This little guy’s determination.
We went to the park yesterday. He watched another family playing soccer, walked up to the daddy, and asked if he could play soccer with them. He told them his name. I don’t even think this family spoke English, but that didn’t stop Noah. They took him in and played with him for 45 minutes.
Then we come home, and he gets on his bike. He’s only just learned how to push hard enough on the pedals of a tricycle to move himself forward in the last few months. Today he tackles his bike.
He rode up and down in front of our house, over and over, for about an hour, figuring out where he needed to push his feet harder when the driveway sloped upward, how to get himself unstuck, how to turn while still pedaling to avoid hitting something else. His tongue stuck out the corner of his mouth in deep concentration.
I watched him and had to shake my head. He’s overcome so much. This is the little guy that the neurologist said may never stop aspirating, may never get off thickened liquids. This is the little boy who wasn’t walking at 18 months. This is the little boy that no one knew what was wrong, only that something wasn’t quite right.
When he was 3, we took him to a go-cart track. His big brother took to driving well, but Noah couldn’t quite coordinate everything yet. I saw him cover his eyes and put his head down, and my heart squeezed up. I yelled at the attendant to let him get out and come to me, aching to hug my boy.

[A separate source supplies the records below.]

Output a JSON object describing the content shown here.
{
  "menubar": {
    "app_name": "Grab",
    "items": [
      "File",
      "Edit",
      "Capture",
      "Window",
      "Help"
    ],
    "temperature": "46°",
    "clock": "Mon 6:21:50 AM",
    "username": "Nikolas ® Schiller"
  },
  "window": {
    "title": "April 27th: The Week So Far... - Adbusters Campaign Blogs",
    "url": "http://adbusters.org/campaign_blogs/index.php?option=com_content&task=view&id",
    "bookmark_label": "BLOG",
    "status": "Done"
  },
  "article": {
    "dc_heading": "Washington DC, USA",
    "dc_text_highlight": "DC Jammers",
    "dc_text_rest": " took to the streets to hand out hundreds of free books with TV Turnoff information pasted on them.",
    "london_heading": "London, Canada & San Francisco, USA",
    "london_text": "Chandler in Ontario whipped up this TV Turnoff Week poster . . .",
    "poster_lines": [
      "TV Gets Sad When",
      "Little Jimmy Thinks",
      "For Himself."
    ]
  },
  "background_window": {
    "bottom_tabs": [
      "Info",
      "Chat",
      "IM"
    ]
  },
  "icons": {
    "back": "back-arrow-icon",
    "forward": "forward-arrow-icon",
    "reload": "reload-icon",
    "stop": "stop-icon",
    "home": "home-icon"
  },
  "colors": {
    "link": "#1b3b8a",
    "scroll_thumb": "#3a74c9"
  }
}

He got out. But instead of running to me for comfort, he took off full-speed on foot around that little go-cart track. He ran 3 full laps. If he couldn’t drive it, well. He was gonna run it.
This is my boy. Defying all odds. No more thickened liquids. No more orthotic shoes. No heart problems. No hearing loss. No low calcium levels. No seizures. No red flags for learning disorders. No social anxiety for this guy-he can schmooze, snuggle and smile his way into anyone’s heart.
I’ll never fully understand why God chose this for Noah, for us. I don’t know why Noah was gifted with such a seemingly mild case. I think I understand pieces – I am to live this specialist, special needs life through the lens of faith. For my good, for Noah’s good, for the glory of God. And to share God’s glory and our story with others who need to hear it. I’m sure I’ll never fully know how God has used our humble little lives to further His great plan.
God’s sovereignty kinda blows my mind if I think about it too long.
But here is my little guy. 5 years old. 2 and a half years into a very scary diagnosis. Reaching developmental milestones. Talking my ears off. Loving sweet on everyone, playing hard with everyone. Trying so hard, even if it’s just for himself and his bike.
I have fought the good fight, I have finished the course, I have kept the faith
2 Timothy 4:7 NASB
Keep running, Noah. Keep pushing those feet. Let’s both fight the good fight and keep our faith.
Let’s see where God’s course leads us.